Seguindo na estrada, agora saindo de São Paulo em direção a Campo Bom, no Rio Grande do Sul, casa da cervejaria Imigração, que marca presença com sua Citrus & Juice, uma American IPA que combina os lúpulos Citra, Mosaic, Cascade e El Dorado. Na taça, a Imigração IPA Citrus & Juice apresenta coloração dourada levemente turva (mas nada Juice, padrão do estilo New England IPA) com creme branco de boa formação e média alta retenção. No nariz, bastante cítrico (manga, abacaxi, laranja e tangerina) sobre uma base doce, mas não remetendo a malte caramelo, e levemente condimentada. Na boca, doçura cítrica deliciosa no primeiro toque, puxando para manga e tangerina, que surgem mais intensas na sequencia com leve condimentação seguida de amargor bem leve (56 IBUs, mas parece menos). A textura é cremosa, quase uma Cream Ale, com sensação de cryo hops e picância leve. Dai pra frente, uma bela (New) American IPA num custo beneficio caprichado finalizando com frutado cítrico delicioso e, trazendo no retrogosto, manga, abacaxi, tangerina e leve picância. Uma baita surpresa boa!

Do Sul do país voltamos ao interior paulista, mas agora em Araras, com a primeira Hausen Bier a marca presença por aqui, a Dunkel, uma Schwarzbier que já arrebatou medalhas no World Beer Awards, no Festival Brasileiro da Cerveja e na Copa Cervezas de América.

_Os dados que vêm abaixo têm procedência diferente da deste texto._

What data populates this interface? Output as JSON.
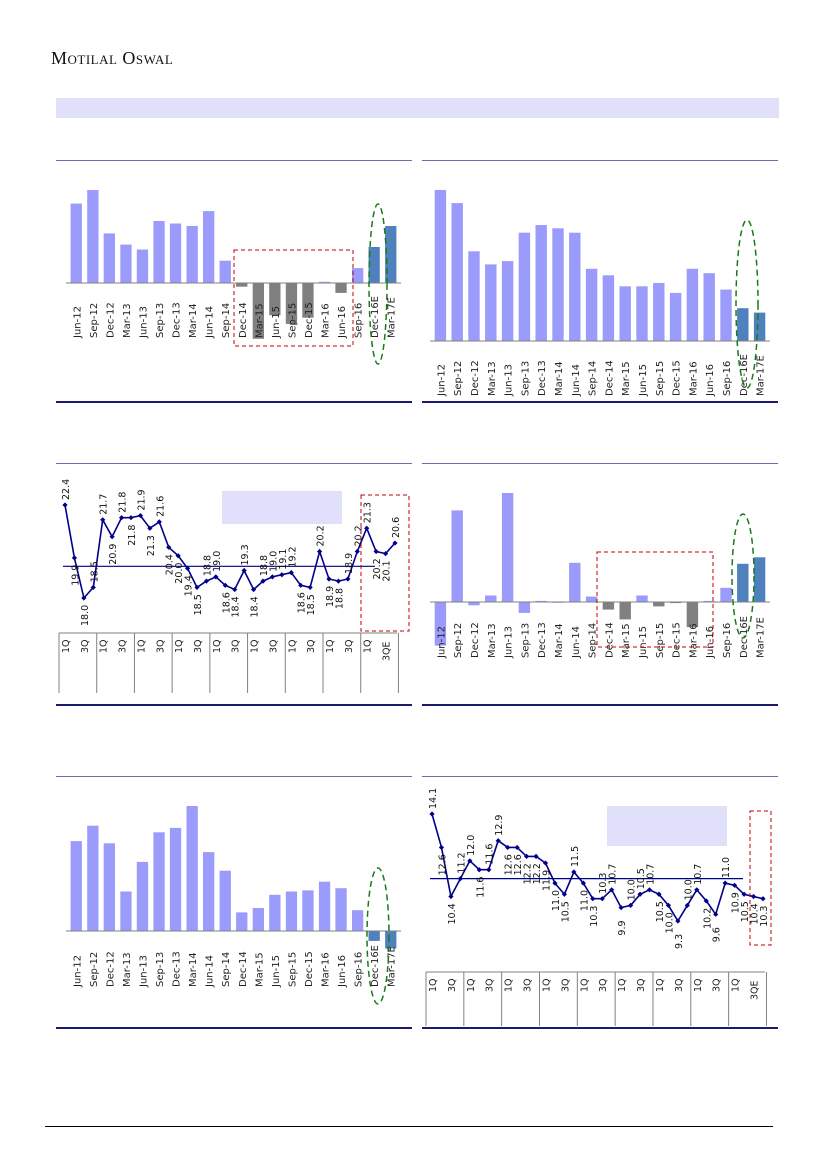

Trata-se de uma cerveja de coloração marrom escura translucida de creme bege claro de boa formação e media alta retenção. No nariz, caramelo, tosta, café e chocolate ao leite bem suaves. Na boca, doçura caramelada com leve tosta no primeiro toque seguida de café bem suave e chocolate ao leite na sequencia. O amargor é baixinho (22 IBUs) e a textura é suave, quase cremosa. Dai pra frente surge um conjunto extremamente correto que entrega tudo o que estilo promete com chocolate, café, caramelo e tosta bem equilibrados, e quase nada dos 4.7% de álcool. No final, carameladinho e tosta bem suave, que se estende ao retrogosto.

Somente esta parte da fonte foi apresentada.